Sleeping Giants (2016. 304 pages) is the debut science fiction novel from Sylvain Neuvel. According to his web site ‘The movie rights for Sleeping Giants have been optioned by Sony. David Koepp (Jurassic Park, Spider-Man and Mission Impossible) is writing the script. Josh Bratman and Matt Tolmach are producing’. Having read the book I can see why.
I wrote in an earlier review that new authors sometimes make the mistake of adding too many stylistic flourishes to their novel, presumably on the basis that the more complicated something is to read the better it is, when in fact it just makes the book more difficult to read. Thankfully Neuvel has not done this but he has taken the decision to present his whole narrative as a series of written and recorded reports with the occasional journal entry.
The reports really begin when Rose has grown up and is placed in charge of a project to discover just what the hand is and what the symbols on the walls which contained it meant. Straight away the object is anomalous, from the fact that it weighs far less than it should to its propensity for bring down helicopters. Suffice it to say that Rose and her team not only make headway on the hand, but also discover that it is just one part of a whole twenty stories high machine. What that means to the world, including who placed it on Earth becomes the main part of the plot.

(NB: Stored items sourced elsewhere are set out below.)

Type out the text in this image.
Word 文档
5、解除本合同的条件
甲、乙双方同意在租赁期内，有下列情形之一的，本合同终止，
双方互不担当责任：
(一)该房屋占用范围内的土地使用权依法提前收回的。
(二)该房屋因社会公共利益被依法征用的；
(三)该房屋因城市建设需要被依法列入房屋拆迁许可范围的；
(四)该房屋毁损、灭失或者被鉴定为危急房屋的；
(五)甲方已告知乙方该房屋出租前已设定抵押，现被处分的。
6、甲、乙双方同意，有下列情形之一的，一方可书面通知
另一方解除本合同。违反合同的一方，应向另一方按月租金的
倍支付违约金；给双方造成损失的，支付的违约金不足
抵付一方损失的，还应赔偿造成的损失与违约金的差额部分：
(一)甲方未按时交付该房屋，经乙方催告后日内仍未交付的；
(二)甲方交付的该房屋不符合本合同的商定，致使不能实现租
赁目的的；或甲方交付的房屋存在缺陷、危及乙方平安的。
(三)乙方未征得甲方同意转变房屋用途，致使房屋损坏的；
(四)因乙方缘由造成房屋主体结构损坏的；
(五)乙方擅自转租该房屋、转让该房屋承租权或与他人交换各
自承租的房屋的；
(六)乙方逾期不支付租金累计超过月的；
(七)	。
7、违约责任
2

Each of the interview is conducted by an unnamed male, at the beginning of the story you're given the impression, mostly by his reported threats, that at the heart of this nameless bureaucrat is the stone cold heart of a killer. It is only through the developing narrative that we get to realise that he is a more rounded character. As characters are added to Rose's team we meet and follow them through the reports.
There is one thing that remains odd about the way that the story is presented and that is the missing reports. For instance File 129 is followed by File 141, which in turn is followed by 143. Some gaps are bigger than others, but the book provides no explanation as to why a portion of the evidence is missing. On the other hand this is the first in a series and it would be extremely clever of Neuvel if the missing part formed book two giving us a parallel story rather than just a sequel.
I was impressed with the book. The author has taken a specific stylistic approach but not forgotten to develop both the plot and his characters. As each character speaks with their own voice in answer to the enigmatic interrogator, this let their personalities shine through and develop.
Neuvel is mindful of the effect on global politics of introducing something which could radically change the balance of power in the world, and how an object of curiosity could quickly turn into a reason to start a war.
Overall a very good start to the series, I look forward to seeing how the whole plot plays out.